Uchitel then famously posted the cover of the New York Post, which featured a tearful photo of her holding her missing flyers.

“New York’s Tragic Face,” read the headline.

But she ended the video by putting Andy front and center, as he flashed a winning smile in sweet photos taken years before his death, including adorable shots of him and Rachel together.

The video, soundtracked by heart-wrenching piano music, ended with a simple caption that included his name and life history: “May 9, 1969 – September 11, 2001.”

O’Grady, a native of New Jersey, was a competitive swimmer for UCLA from 1988 to 1991. He was named co-captain of the swim team his senior year, then stayed on for an additional year as an assistant.

After college, he returned to the East Coast and worked as a managing director at the investment banking firm Sandler O’Neill & Partners, which had an office on the 104th floor of 2 World Trade Center.

Andy and Rachel had only gotten engaged on August 5, 2001, and had planned to tie the knot on May 4, 2002, according to the Los Angeles Times.

O’Grady had only been in the office for 45 minutes when the first plane hit World Trade Center 1.

“If I don’t find him, I’ll have to start all over again. It’s taken my whole life to find him,” she continued, tears starting to fall. “And I don’t know what I’ll do without him.”

Uchitel’s sobbing face was later used for a famous cover of the New York Post. She ended her video with laughing footage of Andy

His building would be hit 17 minutes later, but it would be the first to collapse.

In her Instagram caption, Uchitel said she had to watch the footage of the towers being hit for her job at Bloomberg News.

Uchitel recalls calling him after his death, shortly after the first plane hit the World Trade Center. He told her that no one was being evacuated from the building at the time.

When she called him later that morning, the situation was even more serious.

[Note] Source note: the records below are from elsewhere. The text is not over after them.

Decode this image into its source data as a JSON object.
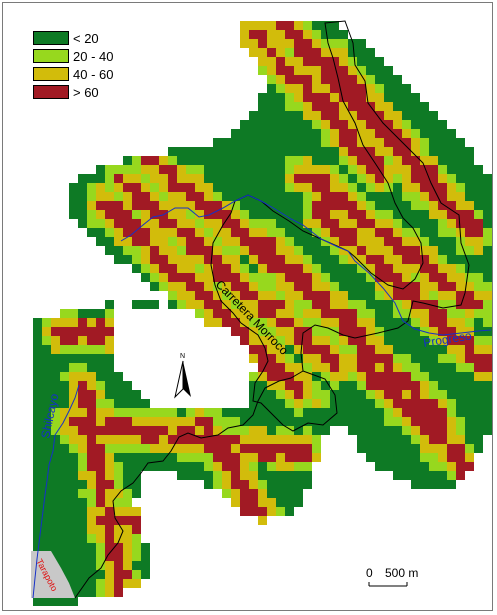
{
  "legend": {
    "items": [
      {
        "label": "< 20",
        "color": "#0e7a25"
      },
      {
        "label": "20 - 40",
        "color": "#97d81e"
      },
      {
        "label": "40 - 60",
        "color": "#d2bc0b"
      },
      {
        "label": "> 60",
        "color": "#a11a24"
      }
    ]
  },
  "labels": {
    "road": "Carretera Morroco",
    "river_west": "Shilcayo",
    "river_east": "Progreso",
    "town": "Tarapoto",
    "north": "N"
  },
  "scale": {
    "zero": "0",
    "distance": "500 m"
  },
  "colors": {
    "river": "#1530c8",
    "boundary": "#000000",
    "town_fill": "#c8c8c8",
    "town_text": "#e01010"
  }
}
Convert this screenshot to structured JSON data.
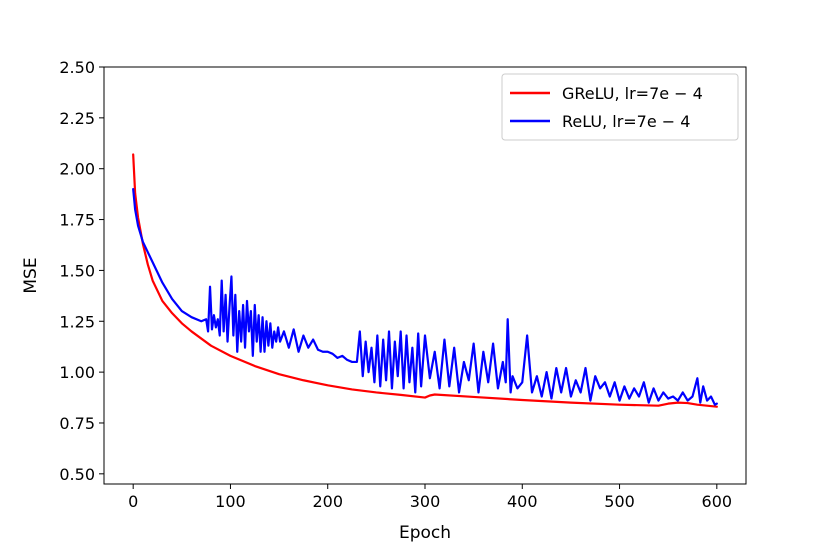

“Rachel, it’s really chaotic in here,” she remembered him saying. “You don’t understand. I just saw someone jump out the window.”

In her Instagram caption, she wrote: “I remember watching his building collapse and I couldn’t breathe. I remember the entire newsroom floor going silent. They had all just watched me watch Andy die.”

Although she and others continued to hope that he would somehow survive, she saw that there was “no hope.”

“The despair of not knowing was indescribable,” she added.

“This event completely changed who I was. I had been searching my whole life for the man who was ‘my one’ and I had finally found him and we were planning our wedding, and then this…,” Uchitel continued.

He was a competitive swimmer at UCLA and moved back to the East Coast to work as a managing director at the investment bank Sandler O’Neill & Partners, which had an office on the 104th floor of 2 World Trade Center

Uchitel previously said she spoke to O’Grady on the phone several times after the first plane crashed into the World Trade Center

“It was the honor of my life to be loved by James Andrew O’Grady,” Uchitel concluded. “I am grateful that because of the photo that was on the cover of almost every newspaper in the world where I searched for him, more people know his name”; seen in 2010

She added that she could still remember Andy’s “smile” and “voice” to this day.

Rachel said the video of her search for Andy was filmed outside Bellevue Hospital, where she rushed after hearing he might have been found alive.

“I can still see the pain I was never able to take away in this video because this man was so amazing,” she wrote. “I remember the incredible outpouring of letters and phone calls from complete strangers after this photo appeared in newspapers around the world.

“It was the honor of my life to be loved by James Andrew O’Grady,” Uchitel concluded. “I am grateful that because of the photo that was on the cover of almost every newspaper in the world of my search for him, more people know his name.”